Intanto, per rimanere nella Storia, solo una settimana fa, il 9 novembre, si festeggiava il venticinquennale della caduta del Muro di Berlino: «Quando accadde, nel 1989, ero a New York. Stavo impacchettando le mie cose per trasferirmi a Berlino, dove non avevo mai vissuto e di cui sono ormai cittadino da 25 anni. Negli anni Novanta accettai la direzione dello Studio Babelsberg, il più antico studio cinematografico al mondo. Ho dato otto anni del mio lavoro per salvare e restaurare centinaia di film, questo è stato il mio contributo alla Germania». Ma per il suo Paese si è anche schierato: dal 2005 al 2009 Schlöndorff si è battuto nella campagna elettorale a favore dell’attuale Cancelliera Angela Merkel, mentre l’amico Wim Wenders supportava l’Spd. «La sosterrei ancora. Siamo fortunati a poter contare su qualcuno che riesce a dialogare con Putin». Nonostante le bacchettate di ieri al vertice dei G20 di Brisbane. «Credo che la politica economica della Cancelliera, di cui risentono molti Paesi della comunità, tra cui anche l’Italia, non sia sempre ben rappresentata. Io sono un keynesiano. Penso che Merkel utilizzi l’austerità per far avanzare le riforme necessarie e far ripartire l’economia. Il problema è che Bruxelles si limita a legiferare, a burocratizzare; invece dobbiamo lavorare sui valori comuni. L’Europa nacque duemila anni fa, e questa radice sarà prevalente».

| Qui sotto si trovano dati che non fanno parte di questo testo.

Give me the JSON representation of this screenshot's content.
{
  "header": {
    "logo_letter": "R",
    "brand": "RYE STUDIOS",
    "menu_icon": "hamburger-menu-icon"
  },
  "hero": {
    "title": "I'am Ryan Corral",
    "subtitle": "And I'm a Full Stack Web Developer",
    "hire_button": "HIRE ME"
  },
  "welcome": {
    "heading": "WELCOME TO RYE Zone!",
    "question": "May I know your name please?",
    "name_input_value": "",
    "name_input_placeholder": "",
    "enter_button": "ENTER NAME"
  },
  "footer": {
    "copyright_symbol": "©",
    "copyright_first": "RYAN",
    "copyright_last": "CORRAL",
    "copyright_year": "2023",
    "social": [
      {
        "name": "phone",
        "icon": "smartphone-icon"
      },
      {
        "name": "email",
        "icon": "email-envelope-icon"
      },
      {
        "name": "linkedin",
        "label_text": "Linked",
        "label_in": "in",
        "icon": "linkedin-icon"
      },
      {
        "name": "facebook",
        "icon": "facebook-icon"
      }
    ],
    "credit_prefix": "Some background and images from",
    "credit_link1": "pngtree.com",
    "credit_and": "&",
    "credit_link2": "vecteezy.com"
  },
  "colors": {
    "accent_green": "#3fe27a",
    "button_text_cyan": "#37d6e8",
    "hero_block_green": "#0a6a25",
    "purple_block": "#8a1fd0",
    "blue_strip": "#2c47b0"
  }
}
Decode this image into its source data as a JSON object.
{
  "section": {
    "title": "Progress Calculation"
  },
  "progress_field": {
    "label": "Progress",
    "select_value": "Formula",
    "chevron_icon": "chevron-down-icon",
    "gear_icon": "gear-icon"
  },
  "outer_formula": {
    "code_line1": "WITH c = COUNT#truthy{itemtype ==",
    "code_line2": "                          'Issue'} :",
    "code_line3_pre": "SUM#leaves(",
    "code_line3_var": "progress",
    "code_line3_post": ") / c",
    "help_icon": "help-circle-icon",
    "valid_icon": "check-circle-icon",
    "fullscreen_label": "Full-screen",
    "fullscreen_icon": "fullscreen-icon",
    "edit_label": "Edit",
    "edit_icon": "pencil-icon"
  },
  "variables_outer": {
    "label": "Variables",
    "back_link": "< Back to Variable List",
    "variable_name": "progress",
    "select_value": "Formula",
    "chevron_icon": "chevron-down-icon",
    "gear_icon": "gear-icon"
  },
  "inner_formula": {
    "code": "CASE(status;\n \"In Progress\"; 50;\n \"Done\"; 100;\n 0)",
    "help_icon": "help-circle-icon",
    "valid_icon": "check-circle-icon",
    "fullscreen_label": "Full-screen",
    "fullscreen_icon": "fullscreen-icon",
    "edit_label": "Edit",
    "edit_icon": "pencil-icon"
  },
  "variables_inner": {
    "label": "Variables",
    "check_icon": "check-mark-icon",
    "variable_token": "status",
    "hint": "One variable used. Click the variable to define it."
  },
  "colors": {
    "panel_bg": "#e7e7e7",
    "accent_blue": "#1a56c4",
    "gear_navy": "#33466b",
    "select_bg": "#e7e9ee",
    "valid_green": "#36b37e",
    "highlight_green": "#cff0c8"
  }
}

Schlöndorff si dichiara europeista convinto e mette in pratica questa sua idea attraverso le lingue: passa con abilità dall’inglese al francese all’italiano, che ha imparato a Firenze e che parla con scioltezza. «Su di me ha avuto una grossa influenza Accattone, e Pasolini in generale, anche se non l’ho mai conosciuto. Ammiravo Visconti, ho visto a Spoleto le sue prime regie di Le nozze di Figaro e Manon Lescaut, ma l’ho incontrato solo una volta. Mi sono spesso ritrovato nel cinema di Antonioni, che ho incrociato a Venezia, Parigi e Berlino. E Il mestiere di vivere di Cesare Pavese è il mio libro preferito». La letteratura è un terreno in cui il regista tedesco si muove con agilità, senza temere di confrontarsi con i suoi capisaldi. Una delle sue opere più riuscite, e forse il suo capolavoro, è I turbamenti del giovane Törless, trasposizione cinematografica dell’omonimo romanzo di Robert Musil, premio Fipresci a Cannes nel 1966. Il suo impegno nel cercare di avvicinare le opere letterarie a un pubblico più vasto, attraverso il grande schermo, anche a volte col rischio di banalizzarne la complessità, lo ha reso un elemento anomalo nel panorama autoriale della Junger Deutscher, il movimento di rinnovamento del cinema tedesco nato degli anni Sessanta, di cui fa parte.
«Sono un incosciente. Ho fallito tante volte. Realizziamo i nostri limiti e a poco a poco prendiamo coraggio e le misure di quello che sappiamo e non sappiamo fare. La settimana prossima mostrerò a Parigi il film che ho girato con Fassbinder nel 1969, Baal, sulla ribellione, basato su un canovaccio di Bertold Brecht e che non è mai stato proiettato. La vedova di Brecht, Helene Weigel, ne aveva proibito la visione definendolo “orribile, antistorico e anarchico”. Ora che questo veto non esiste più, è per me una grande emozione farlo ritornare in vita. Lì incontrai Margarethe von Trotta – sua moglie fino al 1991, ndr – e Anna Schygulla». E ancora i suoi riferimenti tornano alla Junger Deutscher: «Da Malle e Melville ho imparato tutto, sono stati i miei maestri, ma non mi sento un regista francese. Mi sento un artista tedesco. Il mio migliore amico è Werner Herzog da cinquant’anni. Penso che alla fine le radici culturali contino».